Estaba terminando el primer año de secundaria y ya se respiraba el buen tiempo. No era una chica popular pero tenía dos buenas amigas y se llevaba bien con el resto de sus compañeros. La chica que se sentaba a su lado era realmente simpática y divertida, sin embargo no podían verse fuera del colegio porque vivía en un pueblo. Paola sintió mucha curiosidad cuando Noelia le contó que allá en el pueblo tenía novio y se habían besado. Pasó días preguntándose cómo sería tener novio. Parecía muy interesante. A ella le habían gustado algunos niños de los diferentes colegios en que había estado, pero ellos nunca lo supieron y ni siquiera se le pasaba por la cabeza eso de besar a un chico.
Paola se quedaba en el comedor.

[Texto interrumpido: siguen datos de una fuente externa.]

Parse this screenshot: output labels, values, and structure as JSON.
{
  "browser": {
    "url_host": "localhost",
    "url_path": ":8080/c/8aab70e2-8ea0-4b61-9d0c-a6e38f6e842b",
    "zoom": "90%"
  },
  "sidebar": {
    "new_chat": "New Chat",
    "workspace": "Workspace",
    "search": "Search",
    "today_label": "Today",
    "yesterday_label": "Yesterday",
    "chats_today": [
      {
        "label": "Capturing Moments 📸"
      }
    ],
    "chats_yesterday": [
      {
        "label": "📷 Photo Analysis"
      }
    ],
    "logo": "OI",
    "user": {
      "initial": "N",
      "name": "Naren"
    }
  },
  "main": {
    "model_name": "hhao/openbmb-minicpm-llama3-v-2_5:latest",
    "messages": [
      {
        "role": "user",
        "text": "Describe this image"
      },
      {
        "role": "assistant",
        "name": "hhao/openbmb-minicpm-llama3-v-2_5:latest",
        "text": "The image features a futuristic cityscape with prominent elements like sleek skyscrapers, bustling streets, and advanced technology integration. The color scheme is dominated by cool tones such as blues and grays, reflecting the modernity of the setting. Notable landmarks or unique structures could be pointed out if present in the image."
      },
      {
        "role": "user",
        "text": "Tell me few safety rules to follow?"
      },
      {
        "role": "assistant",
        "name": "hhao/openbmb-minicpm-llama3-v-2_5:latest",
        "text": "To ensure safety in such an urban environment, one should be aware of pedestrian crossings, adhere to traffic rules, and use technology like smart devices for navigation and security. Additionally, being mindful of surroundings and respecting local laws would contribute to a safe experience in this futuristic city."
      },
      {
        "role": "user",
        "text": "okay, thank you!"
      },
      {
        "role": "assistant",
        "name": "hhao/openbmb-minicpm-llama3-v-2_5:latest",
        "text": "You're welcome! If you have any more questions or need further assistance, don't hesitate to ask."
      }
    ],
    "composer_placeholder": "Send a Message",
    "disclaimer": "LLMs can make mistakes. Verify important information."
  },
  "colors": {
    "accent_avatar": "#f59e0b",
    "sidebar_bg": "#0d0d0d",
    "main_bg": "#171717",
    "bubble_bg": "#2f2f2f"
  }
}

Hacía esfuerzos por probar la comida, pues en casa no le daban verduras ni aquello que no le gustase y en el colegio los macarrones llevaban cebolla y salsa de tomate, las lentejas trozos de zanahoria y pimiento, le ponían huevo cocido con una salsa verde de aspecto horrible, lechuga, etc. Aunque no estaba acostumbrada comía al menos la mitad. Ya le pondrían en casa lo que le diera la gana; si su madre la veía poner mala cara ante un plato le cocinaba otra cosa. Luego se quejaba de que fuera tan especialita, pero prefería aguantar sus gritos a comer lo que no le gustaba.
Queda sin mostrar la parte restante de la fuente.